At the same time, the assistant abruptly presses the clutch pedal of the Niva 2121 and smoothly releases it until the air bubbles emitted from the hose disappear. With the clutch pedal depressed, the VAZ 2121 wrap the fitting, remove the hose and put on the cap.

Clutch device Niva 2121, Niva 2131

Design features of the clutch Niva 2121, Niva 2131

Clutch engagement and disengagement adjustment Niva 2121, Niva 2131

Clutch bleeding Niva 2121, Niva 2131

Replacing the clutch hydraulic fluid reservoir Niva 2121, Niva 2131

Replacing the clutch master cylinder Niva 2121, Niva 2131

Removal and installation of the clutch slave cylinder Niva 2121, Niva 2131

Removal and installation of a flexible hose of the hydraulic drive of the clutch Niva 2121, Niva 2131

Removing and installing driven and driving clutch discs Niva 2121, Niva 2131

Replacing the clutch drive Niva 2121, Niva 2131

Service and operation of the Niva 2121 box. Instructions for the repair of the cardan, axle and wheel drive Niva 2131.

Clutch bleeding should be done when the clutch is not fully engaged.

The basics of clutch bleeding in the video below:

When everything you need for work is at hand, then you should perform the following activities:

    Open the tank where the liquid is poured and fill it up to the neck. It is located in the engine compartment.Image - VAZ 21213 clutch repair do it yourself bleeding

Clutch bleed fluid

A hose should be put on the connection of the cylinder of the system, and its other end is immersed in the container. Image - VAZ 21213 clutch repair do it yourself bleeding

  • Next, the assistant squeezes the clutch pedal (3-4 times) and then holds it down.
  • With the pedal depressed, unscrew the valve and bleed the fluid in the system. The valve then closes and the system builds up pressure again.Image - VAZ 21213 clutch repair do it yourself bleeding

    We pump the clutch by pressing and holding the pedal

    The procedure should be repeated until a clear liquid comes out of the system. It should also be free of air bubbles. Image - VAZ 21213 clutch repair do it yourself bleeding

    Controlling liquid color and air bubbles

  • In the process, you need to check the liquid level in the tank.
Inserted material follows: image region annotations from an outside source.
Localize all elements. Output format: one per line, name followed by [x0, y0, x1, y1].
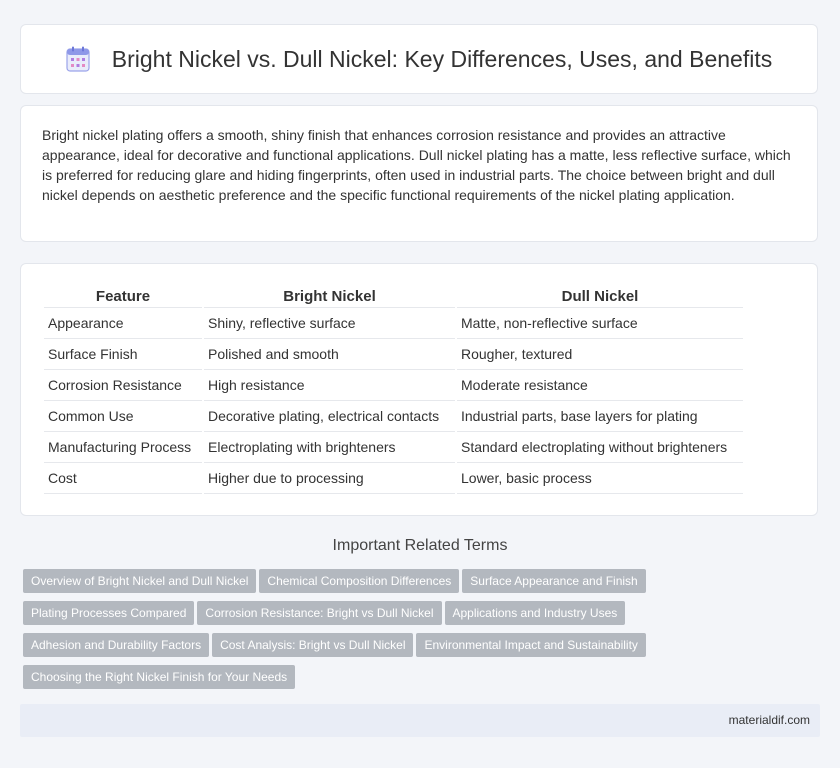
related-term-tag[interactable]: Overview of Bright Nickel and Dull Nickel	[23, 569, 256, 593]
intro-card	[20, 105, 818, 242]
table-cell: Electroplating with brighteners	[204, 432, 455, 463]
column-header-bright-nickel: Bright Nickel	[204, 286, 455, 308]
footer-bar	[20, 704, 820, 737]
table-cell: Moderate resistance	[457, 370, 743, 401]
related-term-tag[interactable]: Applications and Industry Uses	[445, 601, 626, 625]
column-header-feature: Feature	[44, 286, 202, 308]
table-row	[44, 339, 743, 370]
table-cell: Common Use	[44, 401, 202, 432]
table-row	[44, 370, 743, 401]
table-cell: Standard electroplating without brighteners	[457, 432, 743, 463]
related-term-tag[interactable]: Surface Appearance and Finish	[462, 569, 645, 593]
comparison-table	[42, 286, 745, 494]
related-term-tag[interactable]: Plating Processes Compared	[23, 601, 194, 625]
intro-paragraph: Bright nickel plating offers a smooth, shiny finish that enhances corrosion resistance and provides an attractive appearance, ideal for decorative and functional applications. Dull nickel plating has a matte, less reflective surface, which is preferred for reducing glare and hiding fingerprints, often used in industrial parts. The choice between bright and dull nickel depends on aesthetic preference and the specific functional requirements of the nickel plating application.	[42, 127, 791, 203]
related-term-tag[interactable]: Adhesion and Durability Factors	[23, 633, 209, 657]
table-row	[44, 308, 743, 339]
related-term-tag[interactable]: Environmental Impact and Sustainability	[416, 633, 645, 657]
table-header-row	[44, 286, 743, 308]
table-row	[44, 463, 743, 494]
related-term-tag[interactable]: Cost Analysis: Bright vs Dull Nickel	[212, 633, 413, 657]
table-cell: Surface Finish	[44, 339, 202, 370]
table-cell: Rougher, textured	[457, 339, 743, 370]
table-cell: Matte, non-reflective surface	[457, 308, 743, 339]
table-cell: Lower, basic process	[457, 463, 743, 494]
header-card	[20, 24, 818, 94]
related-terms-heading: Important Related Terms	[332, 537, 508, 554]
table-cell: Higher due to processing	[204, 463, 455, 494]
table-cell: Industrial parts, base layers for plating	[457, 401, 743, 432]
table-cell: Manufacturing Process	[44, 432, 202, 463]
table-cell: Polished and smooth	[204, 339, 455, 370]
related-term-tag[interactable]: Choosing the Right Nickel Finish for Your Needs	[23, 665, 295, 689]
calendar-grid-icon	[66, 46, 90, 72]
table-row	[44, 401, 743, 432]
table-row	[44, 432, 743, 463]
related-term-tag[interactable]: Chemical Composition Differences	[259, 569, 459, 593]
comparison-table-card	[20, 263, 818, 516]
table-cell: Decorative plating, electrical contacts	[204, 401, 455, 432]
table-cell: Appearance	[44, 308, 202, 339]
related-terms-tags	[23, 569, 823, 697]
table-cell: High resistance	[204, 370, 455, 401]
table-cell: Corrosion Resistance	[44, 370, 202, 401]
footer-site-link[interactable]: materialdif.com	[728, 713, 810, 727]
column-header-dull-nickel: Dull Nickel	[457, 286, 743, 308]
table-cell: Shiny, reflective surface	[204, 308, 455, 339]
table-cell: Cost	[44, 463, 202, 494]
related-term-tag[interactable]: Corrosion Resistance: Bright vs Dull Nickel	[197, 601, 441, 625]
page-title: Bright Nickel vs. Dull Nickel: Key Differences, Uses, and Benefits	[111, 45, 773, 72]
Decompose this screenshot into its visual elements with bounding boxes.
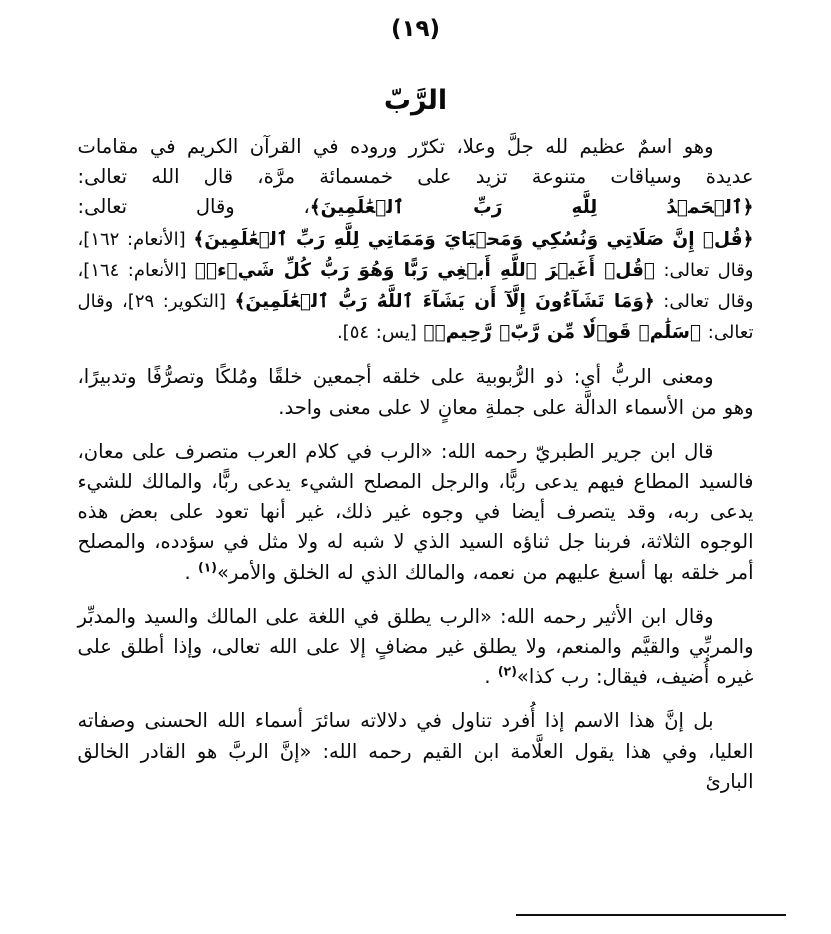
page-title: الرَّبّ bbox=[383, 85, 448, 117]
footnote-separator-rule bbox=[516, 914, 786, 916]
paragraph-tabari-quote bbox=[78, 437, 754, 588]
footnote-marker-1[interactable]: (١) bbox=[197, 559, 218, 575]
footnote-marker-2[interactable]: (٢) bbox=[497, 663, 517, 679]
paragraph-intro-text-2: ، وقال تعالى: bbox=[77, 195, 310, 219]
tabari-quote-tail: . bbox=[184, 560, 198, 584]
paragraph-meaning: ومعنى الربُّ أي: ذو الرُّبوبية على خلقه أجمعين خلقًا ومُلكًا وتصرُّفًا وتدبيرًا، وهو من الأسماء الدالَّة على جملةِ معانٍ لا على معنى واحد. bbox=[77, 365, 754, 419]
quran-ref-anam-164: [الأنعام: ١٦٤]، وقال تعالى: bbox=[77, 259, 754, 313]
tabari-quote-text: قال ابن جرير الطبريّ رحمه الله: «الرب في كلام العرب متصرف على معان، فالسيد المطاع فيهم يدعى ربًّا، والرجل المصلح الشيء يدعى ربًّا، والمالك للشيء يدعى ربه، وقد يتصرف أيضا في وجوه غير ذلك، غير أنها تعود على بعض هذه الوجوه الثلاثة، فربنا جل ثناؤه السيد الذي لا شبه له ولا مثل في سؤدده، والمصلح أمر خلقه بها أسبغ عليهم من نعمه، والمالك الذي له الخلق والأمر» bbox=[77, 439, 754, 584]
quran-ref-yasin-54: [يس: ٥٤]. bbox=[336, 322, 424, 344]
paragraph-intro bbox=[78, 132, 754, 348]
page-body bbox=[78, 132, 754, 811]
quran-quote-fatiha: ﴿ٱلۡحَمۡدُ لِلَّهِ رَبِّ ٱلۡعَٰلَمِينَ﴾ bbox=[309, 197, 754, 219]
page-number: (١٩) bbox=[390, 16, 441, 42]
paragraph-intro-text-1: وهو اسمٌ عظيم لله جلَّ وعلا، تكرّر وروده في القرآن الكريم في مقامات عديدة وسياقات متنوعة تزيد على خمسمائة مرَّة، قال الله تعالى: bbox=[77, 135, 754, 189]
quran-quote-anam-164: ﴿قُلۡ أَغَيۡرَ ٱللَّهِ أَبۡغِي رَبًّا وَهُوَ رَبُّ كُلِّ شَيۡءٖ﴾ bbox=[194, 259, 656, 281]
quran-quote-anam-162: ﴿قُلۡ إِنَّ صَلَاتِي وَنُسُكِي وَمَحۡيَايَ وَمَمَاتِي لِلَّهِ رَبِّ ٱلۡعَٰلَمِينَ﴾ bbox=[193, 228, 754, 250]
quran-quote-yasin-54: ﴿سَلَٰمٞ قَوۡلٗا مِّن رَّبّٖ رَّحِيمٖ﴾ bbox=[423, 322, 702, 344]
ibn-athir-quote-text: وقال ابن الأثير رحمه الله: «الرب يطلق في اللغة على المالك والسيد والمدبِّر والمربِّي والقيَّم والمنعم، ولا يطلق غير مضافٍ إلا على الله تعالى، وإذا أطلق على غيره أُضيف، فيقال: رب كذا» bbox=[77, 604, 754, 689]
paragraph-ibn-qayyim-intro: بل إنَّ هذا الاسم إذا أُفرد تناول في دلالاته سائرَ أسماء الله الحسنى وصفاته العليا، وفي هذا يقول العلَّامة ابن القيم رحمه الله: «إنَّ الربَّ هو القادر الخالق البارئ bbox=[77, 709, 754, 793]
paragraph-ibn-athir-quote bbox=[78, 602, 754, 693]
quran-quote-takwir-29: ﴿وَمَا تَشَآءُونَ إِلَّآ أَن يَشَآءَ ٱللَّهُ رَبُّ ٱلۡعَٰلَمِينَ﴾ bbox=[234, 291, 655, 313]
quran-ref-takwir-29: [التكوير: ٢٩]، وقال تعالى: bbox=[77, 291, 754, 344]
quran-ref-anam-162: [الأنعام: ١٦٢]، وقال تعالى: bbox=[77, 228, 754, 281]
ibn-athir-quote-tail: . bbox=[484, 665, 498, 689]
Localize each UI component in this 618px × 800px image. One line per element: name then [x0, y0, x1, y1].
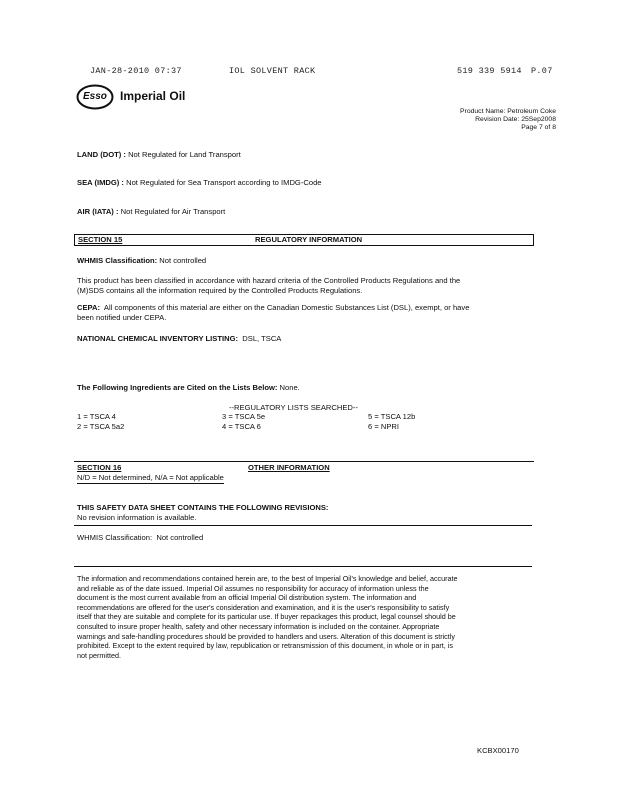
revisions-heading: THIS SAFETY DATA SHEET CONTAINS THE FOLLOWING REVISIONS:: [77, 503, 329, 512]
sea-transport: SEA (IMDG) : Not Regulated for Sea Transport according to IMDG-Code: [77, 178, 322, 187]
product-value: Petroleum Coke: [507, 108, 556, 115]
list-item: 2 = TSCA 5a2: [77, 422, 125, 431]
air-transport: AIR (IATA) : Not Regulated for Air Transport: [77, 207, 226, 216]
section-16-number: SECTION 16: [77, 463, 122, 472]
list-item: 4 = TSCA 6: [222, 422, 261, 431]
section-15-number: SECTION 15: [78, 235, 123, 244]
controlled-products-paragraph: This product has been classified in accordance with hazard criteria of the Controlled Products Regulations and the (M)SDS contains all the information required by the Controlled Products Regulations.: [77, 276, 461, 295]
revisions-value: No revision information is available.: [77, 513, 197, 522]
page-label: Page 7 of: [521, 124, 551, 132]
fax-phone: 519 339 5914: [457, 66, 522, 76]
divider: [74, 525, 532, 526]
section-15-header: [74, 234, 534, 246]
esso-logo-text: Esso: [83, 91, 107, 102]
fax-sender: IOL SOLVENT RACK: [229, 66, 316, 76]
company-name: Imperial Oil: [120, 89, 186, 103]
list-item: 6 = NPRI: [368, 422, 400, 431]
section-16-title: OTHER INFORMATION: [248, 463, 330, 472]
list-item: 5 = TSCA 12b: [368, 412, 416, 421]
revision-label: Revision Date:: [475, 116, 520, 124]
cepa-paragraph: CEPA: All components of this material are either on the Canadian Domestic Substances List (DSL), exempt, or have been notified under CEPA.: [77, 303, 470, 322]
document-id: KCBX00170: [477, 746, 519, 755]
disclaimer: The information and recommendations contained herein are, to the best of Imperial Oil's knowledge and belief, accurate and reliable as of the date issued. Imperial Oil assumes no responsibility for accuracy of information unless the document is the most current available from an official Imperial Oil distribution system. The information and recommendations are offered for the user's consideration and examination, and it is the user's responsibility to satisfy itself that they are suitable and complete for its particular use. If buyer repackages this product, legal counsel should be consulted to insure proper health, safety and other necessary information is included on the container. Appropriate warnings and safe-handling procedures should be provided to handlers and users. Alteration of this document is strictly prohibited. Except to the extent required by law, republication or retransmission of this document, in whole or in part, is not permitted.: [77, 574, 458, 660]
list-item: 1 = TSCA 4: [77, 412, 116, 421]
list-item: 3 = TSCA 5e: [222, 412, 266, 421]
land-transport: LAND (DOT) : Not Regulated for Land Transport: [77, 150, 241, 159]
fax-date-time: JAN-28-2010 07:37: [90, 66, 182, 76]
divider: [74, 461, 534, 462]
whmis-classification: WHMIS Classification: Not controlled: [77, 256, 207, 265]
esso-logo: [76, 84, 114, 115]
inventory-listing: NATIONAL CHEMICAL INVENTORY LISTING: DSL, TSCA: [77, 334, 282, 343]
section-16-whmis: WHMIS Classification: Not controlled: [77, 533, 204, 542]
lists-heading: --REGULATORY LISTS SEARCHED--: [229, 403, 358, 412]
nd-note: N/D = Not determined, N/A = Not applicable: [77, 473, 224, 482]
revision-value: 25Sep2008: [521, 116, 556, 124]
product-label: Product Name:: [460, 108, 506, 115]
page-value: 8: [552, 124, 556, 132]
ingredients-cited: The Following Ingredients are Cited on the Lists Below: None.: [77, 383, 300, 392]
fax-page: P.07: [531, 66, 553, 76]
section-15-title: REGULATORY INFORMATION: [255, 235, 363, 244]
divider: [74, 566, 532, 567]
meta-block: [460, 108, 556, 133]
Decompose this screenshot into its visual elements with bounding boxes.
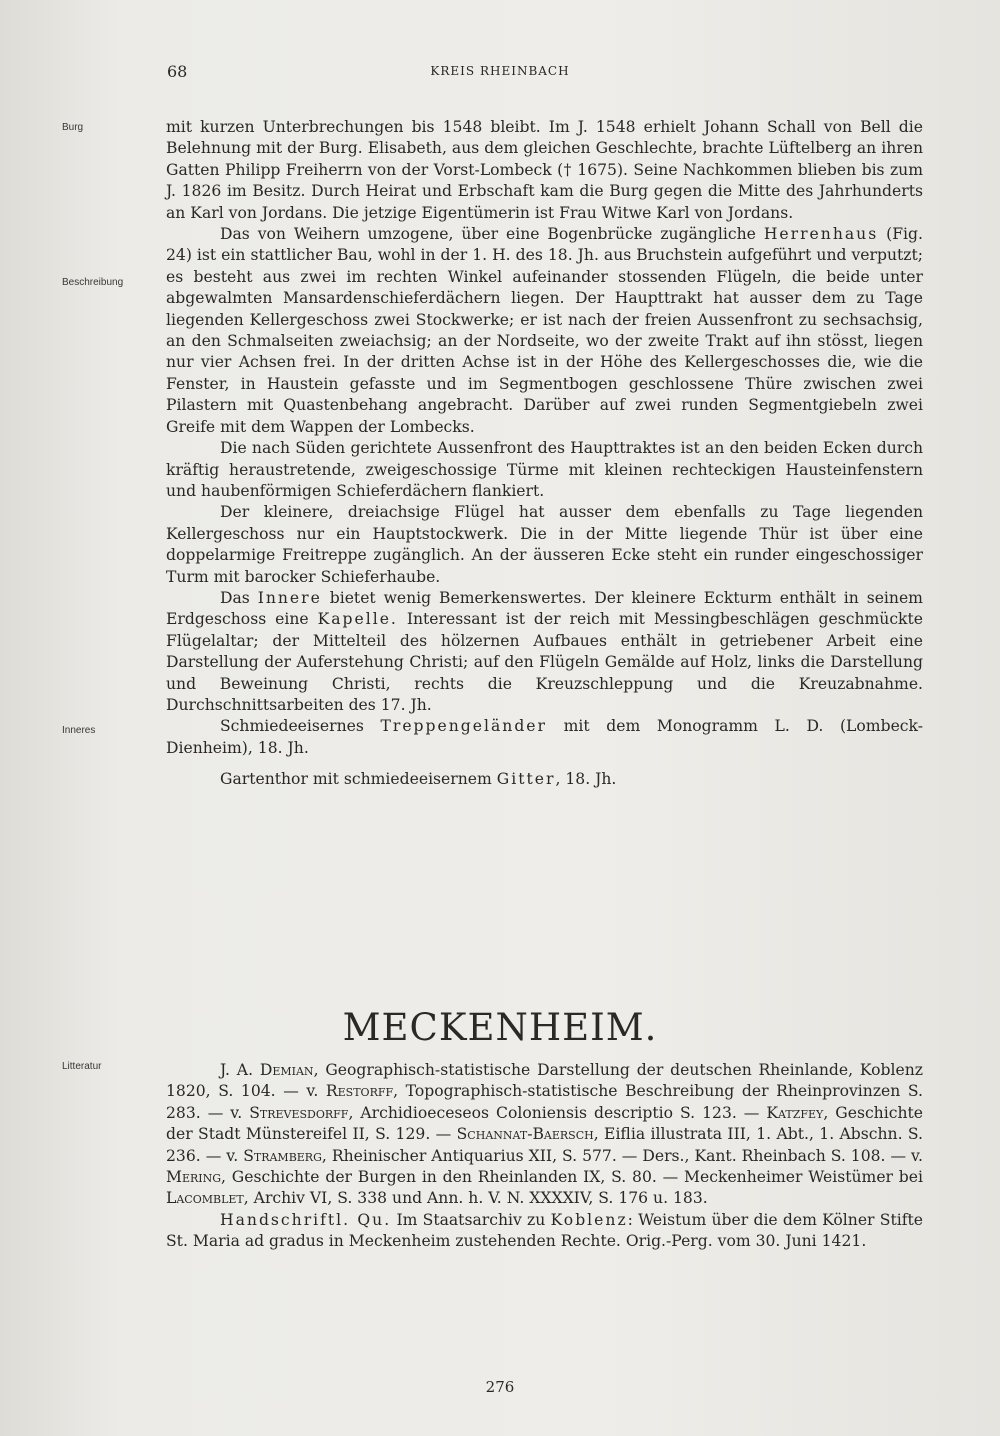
section-title: MECKENHEIM. [342,1006,658,1049]
paragraph-handschriftliche-quellen: Handschriftl. Qu. Im Staatsarchiv zu Koblenz: Weistum über die dem Kölner Stifte St. Maria ad gradus in Meckenheim zustehenden Rechte. Orig.-Perg. vom 30. Juni 1421. [166,1210,923,1251]
term-koblenz: Koblenz [550,1210,628,1229]
author-stramberg: Stramberg [243,1146,322,1165]
author-lacomblet: Lacomblet [166,1189,244,1208]
term-herrenhaus: Herrenhaus [763,225,879,244]
author-schannat-baersch: Schannat-Baersch [456,1125,594,1144]
paragraph-litteratur: J. A. Demian, Geographisch-statistische Darstellung der deutschen Rheinlande, Koblenz 1820, S. 104. — v. Restorff, Topographisch-statistische Beschreibung der Rheinprovinzen S. 283. — v. Strevesdorff, Archidioeceseos Coloniensis descriptio S. 123. — Katzfey, Geschichte der Stadt Münstereifel II, S. 129. — Schannat-Baersch, Eiflia illustrata III, 1. Abt., 1. Abschn. S. 236. — v. Stramberg, Rheinischer Antiquarius XII, S. 577. — Ders., Kant. Rheinbach S. 108. — v. Mering, Geschichte der Burgen in den Rheinlanden IX, S. 80. — Meckenheimer Weistümer bei Lacomblet, Archiv VI, S. 338 und Ann. h. V. N. XXXXIV, S. 176 u. 183. [166,1061,923,1208]
paragraph-inneres-1: Das Innere bietet wenig Bemerkenswertes. Der kleinere Eckturm enthält in seinem Erdgeschoss eine Kapelle. Interessant ist der reich mit Messingbeschlägen geschmückte Flügelaltar; der Mittelteil des hölzernen Aufbaues enthält in getriebener Arbeit eine Darstellung der Auferstehung Christi; auf den Flügeln Gemälde auf Holz, links die Darstellung und Beweinung Christi, rechts die Kreuzschleppung und die Kreuzabnahme. Durchschnittsarbeiten des 17. Jh. [166,588,923,714]
author-strevesdorff: Strevesdorff [249,1103,349,1122]
literature-block [166,1060,923,1253]
running-head: KREIS RHEINBACH [430,64,570,78]
author-mering: Mering [166,1168,222,1187]
margin-note-inneres: Inneres [62,725,96,736]
sheet-number: 276 [485,1378,515,1396]
author-demian: Demian [259,1061,314,1079]
paragraph-inneres-3: Gartenthor mit schmiedeeisernem Gitter, 18. Jh. [220,770,617,789]
term-treppengelaender: Treppengeländer [380,717,547,736]
margin-note-burg: Burg [62,122,84,133]
term-innere: Innere [257,588,322,607]
paragraph-inneres-2: Schmiedeeisernes Treppengeländer mit dem Monogramm L. D. (Lombeck-Dienheim), 18. Jh. [166,717,923,757]
author-restorff: Restorff [325,1082,394,1101]
term-kapelle: Kapelle. [317,610,398,629]
author-katzfey: Katzfey [766,1103,824,1122]
paragraph-beschreibung-2: Die nach Süden gerichtete Aussenfront des Haupttraktes ist an den beiden Ecken durch kräftig heraustretende, zweigeschossige Türme mit kleinen rechteckigen Hausteinfenstern und haubenförmigen Schieferdächern flankiert. [166,439,923,500]
term-handschriftliche-quellen: Handschriftl. Qu. [220,1210,392,1229]
paragraph-burg: mit kurzen Unterbrechungen bis 1548 bleibt. Im J. 1548 erhielt Johann Schall von Bell die Belehnung mit der Burg. Elisabeth, aus dem gleichen Geschlechte, brachte Lüftelberg an ihren Gatten Philipp Freiherrn von der Vorst-Lombeck († 1675). Seine Nachkommen blieben bis zum J. 1826 im Besitz. Durch Heirat und Erbschaft kam die Burg gegen die Mitte des Jahrhunderts an Karl von Jordans. Die jetzige Eigentümerin ist Frau Witwe Karl von Jordans. [166,118,923,222]
main-text [166,117,923,791]
margin-note-litteratur: Litteratur [62,1061,102,1072]
margin-note-beschreibung: Beschreibung [62,277,124,288]
page-number: 68 [167,62,188,81]
page-header [0,62,1000,86]
term-gitter: Gitter [496,770,556,789]
paragraph-beschreibung-3: Der kleinere, dreiachsige Flügel hat ausser dem ebenfalls zu Tage liegenden Kellergeschoss nur ein Hauptstockwerk. Die in der Mitte liegende Thür ist über eine doppelarmige Freitreppe zugänglich. An der äusseren Ecke steht ein runder eingeschossiger Turm mit barocker Schieferhaube. [166,503,923,586]
paragraph-beschreibung-1: Das von Weihern umzogene, über eine Bogenbrücke zugängliche Herrenhaus (Fig. 24) ist ein stattlicher Bau, wohl in der 1. H. des 18. Jh. aus Bruchstein aufgeführt und verputzt; es besteht aus zwei im rechten Winkel aufeinander stossenden Flügeln, die beide unter abgewalmten Mansardenschieferdächern liegen. Der Haupttrakt hat ausser dem zu Tage liegenden Kellergeschoss zwei Stockwerke; er ist nach der freien Aussenfront zu sechsachsig, an den Schmalseiten zweiachsig; an der Nordseite, wo der zweite Trakt auf ihn stösst, liegen nur vier Achsen frei. In der dritten Achse ist in der Höhe des Kellergeschosses die, wie die Fenster, in Haustein gefasste und im Segmentbogen geschlossene Thüre zwischen zwei Pilastern mit Quastenbehang angebracht. Darüber auf zwei runden Segmentgiebeln zwei Greife mit dem Wappen der Lombecks. [166,225,923,436]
If necessary, it is topped up.
  • After bleeding, top up the fluid reservoir up to the MAX mark.
  • Before a test drive, check how the gears are engaged with the clutch depressed.

    To check the technical condition of the clutch, you will need:

    • With the engine warm and idling, depress the clutch pedal and engage the gear. In the process, there should be no rattling in the gearbox.
    • When the car accelerates, it should pick up speed in proportion to the increase in the crankshaft speed. If the engine runs at high revs, and the car does not accelerate dynamically, it means that the clutch is slipping. It will need to be repaired.

    This can be determined because when any gear is turned on, a rattling sound will be heard in the box.

    This situation may indicate that air has appeared in the system. This can happen as a result of replacing both the fluid itself and the system parts.

    To do this work yourself, you should have a set of tools, a replacement fluid, an empty container and a tube. It will be convenient to carry out work with an assistant. Pumping should be done on an inspection pit or overpass.

    You should not constantly keep your foot on the clutch pedal when driving.